Ioulia Kovelman Associate Professor of Psychology, University of Michigan
Dr. Ioulia Kovelman is an Associate Professor of Psychology at the University of Michigan. Bilingualism changes mind and brain. Dr. Kovelman is a developmental cognitive neuroscientist who uses optical fNIRS neuroimaging to understand the effects of bilingualism on children’s language, literacy, and brain development. Dr. Kovelan studies children within typical learners and those with language and reading difficulties. Dr. Kovelman holds a PhD from Dartmouth College and has completed post-doctoral training at the Massachusetts Institute of Technology. She is a recipient of NIH and NSF funding awards, among others. Dr. Kovelman welcomes cross-linguistic and cross-cultural collaborators, and students interested in the Bilingual Brain. To learn more, please visit Dr. Kovelman’s website at the University of Michigan.
Bertrand Thirion Researcher, Inria, Parietal Team
Bertrand Thirion is the leader of the Parietal team, part of INRIA research institute, Saclay, France, that develops statistics and machine learning techniques for brain imaging. He contributes both algorithms and software, with a special focus on functional neuroimaging applications. He is involved in the Neurospin (CEA) neuroimaging center, one of the leading high-field MRI for brain imaging places. Bertrand Thirion is also head of the DATAIA Institute that federates research on AI, data science and their societal impact in Paris-Saclay University. He has recently been appointed as member of the expert committee in charge of advising the government during the Covid-19 pandemic.

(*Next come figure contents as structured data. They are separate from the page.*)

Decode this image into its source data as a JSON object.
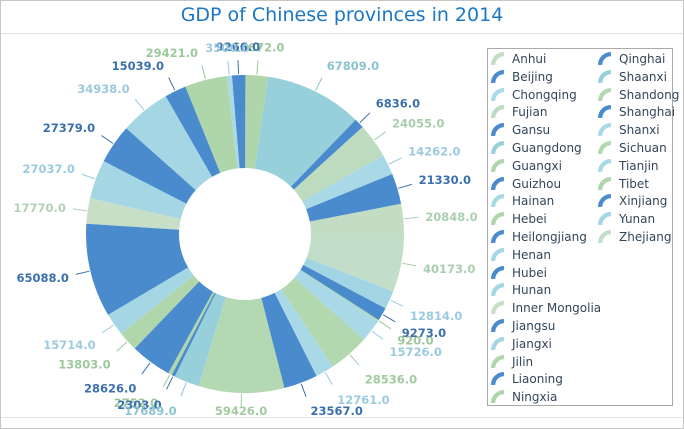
{
  "title": {
    "text": "GDP of Chinese provinces in 2014",
    "color": "#1b76c5"
  },
  "legend": {
    "position": "right",
    "columns": 2,
    "items_in_first_column": 20,
    "text_color": "#33465a",
    "border_color": "#a9a9a9"
  },
  "chart_data": {
    "type": "pie",
    "subtype": "donut",
    "title": "GDP of Chinese provinces in 2014",
    "direction": "counterclockwise",
    "start_angle_deg": 0,
    "legend_position": "right",
    "slices": [
      {
        "name": "Anhui",
        "value": 20848.0,
        "label": "20848.0",
        "color": "#c3ddc5",
        "label_color": "#aacfae"
      },
      {
        "name": "Beijing",
        "value": 21330.0,
        "label": "21330.0",
        "color": "#4a8bce",
        "label_color": "#3c70ad"
      },
      {
        "name": "Chongqing",
        "value": 14262.0,
        "label": "14262.0",
        "color": "#a9d8e6",
        "label_color": "#9ccadf"
      },
      {
        "name": "Fujian",
        "value": 24055.0,
        "label": "24055.0",
        "color": "#bcdbbf",
        "label_color": "#a8cdaa"
      },
      {
        "name": "Gansu",
        "value": 6836.0,
        "label": "6836.0",
        "color": "#4a8bce",
        "label_color": "#3c70ad"
      },
      {
        "name": "Guangdong",
        "value": 67809.0,
        "label": "67809.0",
        "color": "#97d0da",
        "label_color": "#89c4cf"
      },
      {
        "name": "Guangxi",
        "value": 15672.0,
        "label": "15672.0",
        "color": "#aed6aa",
        "label_color": "#9cc89b"
      },
      {
        "name": "Guizhou",
        "value": 9266.0,
        "label": "9266.0",
        "color": "#4a8bce",
        "label_color": "#3c70ad"
      },
      {
        "name": "Hainan",
        "value": 3500.0,
        "label": "3500.0",
        "color": "#a9d8e6",
        "label_color": "#9ccadf"
      },
      {
        "name": "Hebei",
        "value": 29421.0,
        "label": "29421.0",
        "color": "#aed6aa",
        "label_color": "#9cc89b"
      },
      {
        "name": "Heilongjiang",
        "value": 15039.0,
        "label": "15039.0",
        "color": "#4a8bce",
        "label_color": "#3c70ad"
      },
      {
        "name": "Henan",
        "value": 34938.0,
        "label": "34938.0",
        "color": "#a5d6e4",
        "label_color": "#9ccadf"
      },
      {
        "name": "Hubei",
        "value": 27379.0,
        "label": "27379.0",
        "color": "#4a8bce",
        "label_color": "#3c70ad"
      },
      {
        "name": "Hunan",
        "value": 27037.0,
        "label": "27037.0",
        "color": "#a5d6e4",
        "label_color": "#9ccadf"
      },
      {
        "name": "Inner Mongolia",
        "value": 17770.0,
        "label": "17770.0",
        "color": "#c6dfc6",
        "label_color": "#b2d2b6"
      },
      {
        "name": "Jiangsu",
        "value": 65088.0,
        "label": "65088.0",
        "color": "#4a8bce",
        "label_color": "#3c70ad"
      },
      {
        "name": "Jiangxi",
        "value": 15714.0,
        "label": "15714.0",
        "color": "#a5d6e4",
        "label_color": "#9ccadf"
      },
      {
        "name": "Jilin",
        "value": 13803.0,
        "label": "13803.0",
        "color": "#b0d7ac",
        "label_color": "#9cc89b"
      },
      {
        "name": "Liaoning",
        "value": 28626.0,
        "label": "28626.0",
        "color": "#4a8bce",
        "label_color": "#3c70ad"
      },
      {
        "name": "Ningxia",
        "value": 2752.0,
        "label": "2752.0",
        "color": "#aed6aa",
        "label_color": "#9cc89b"
      },
      {
        "name": "Qinghai",
        "value": 2303.0,
        "label": "2303.0",
        "color": "#4a8bce",
        "label_color": "#3c70ad"
      },
      {
        "name": "Shaanxi",
        "value": 17689.0,
        "label": "17689.0",
        "color": "#97d0da",
        "label_color": "#89c4cf"
      },
      {
        "name": "Shandong",
        "value": 59426.0,
        "label": "59426.0",
        "color": "#b4d8b1",
        "label_color": "#a2cba0"
      },
      {
        "name": "Shanghai",
        "value": 23567.0,
        "label": "23567.0",
        "color": "#4a8bce",
        "label_color": "#3c70ad"
      },
      {
        "name": "Shanxi",
        "value": 12761.0,
        "label": "12761.0",
        "color": "#a9d8e6",
        "label_color": "#9ccadf"
      },
      {
        "name": "Sichuan",
        "value": 28536.0,
        "label": "28536.0",
        "color": "#b2d8af",
        "label_color": "#a2cba0"
      },
      {
        "name": "Tianjin",
        "value": 15726.0,
        "label": "15726.0",
        "color": "#a9d8e6",
        "label_color": "#9ccadf"
      },
      {
        "name": "Tibet",
        "value": 920.0,
        "label": "920.0",
        "color": "#aed6aa",
        "label_color": "#9cc89b"
      },
      {
        "name": "Xinjiang",
        "value": 9273.0,
        "label": "9273.0",
        "color": "#4a8bce",
        "label_color": "#3c70ad"
      },
      {
        "name": "Yunan",
        "value": 12814.0,
        "label": "12814.0",
        "color": "#a2d5e4",
        "label_color": "#9ccadf"
      },
      {
        "name": "Zhejiang",
        "value": 40173.0,
        "label": "40173.0",
        "color": "#c2ddc8",
        "label_color": "#aacfae"
      }
    ]
  }
}
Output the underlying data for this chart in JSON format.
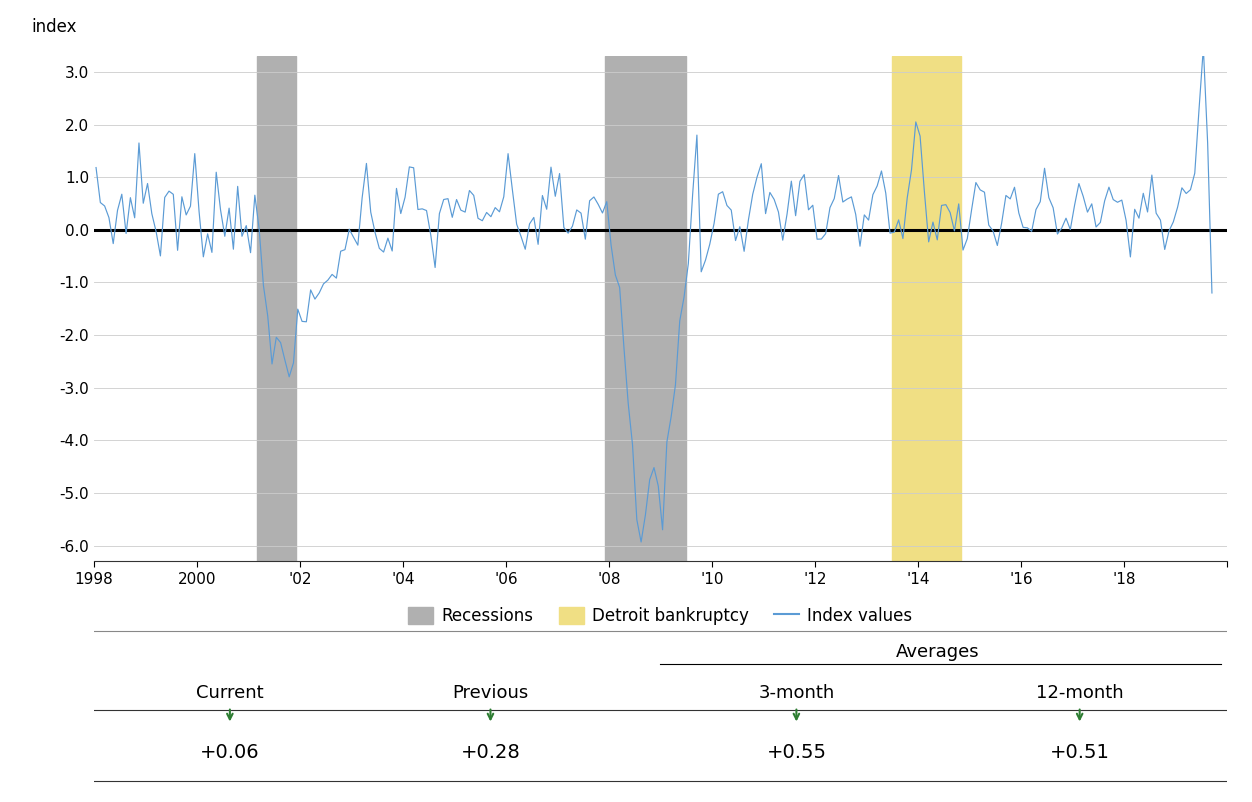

Jason Allen Associate Professor, Emory University
Dr. Allen received his BS in Cellular and Molecular Biology from Tulane University and his MD and PhD in Neuroscience from Georgetown University School of Medicine. His thesis focused on the modulation of neuronal injury by metabotropic glutamate receptors using cell culture and animal models of trauma. He then completed neurology and diagnostic radiology residencies as well as a 2-year neuroradiology fellowship at New York University. Dr. Allen is currently an Associate Professor of Radiology and Imaging Sciences and Neurology at Emory University and an Associate Professor of Biomedical Engineering at Georgia Institute of Technology. He is the Director of the Neuroradiology Division and the Medical Director of the Center for Systems Imaging at Emory University. His laboratory currently focuses on defining the changes in structural and functional brain connectivity after concussion, particularly in patients with vestibular impairment, and developing diagnostic and prognostic imaging markers for this disorder. In addition, he is interested in developing and refining neurorehabilitation techniques for post-concussion vestibular impairment as well as understanding neural plasticity related to successful therapy.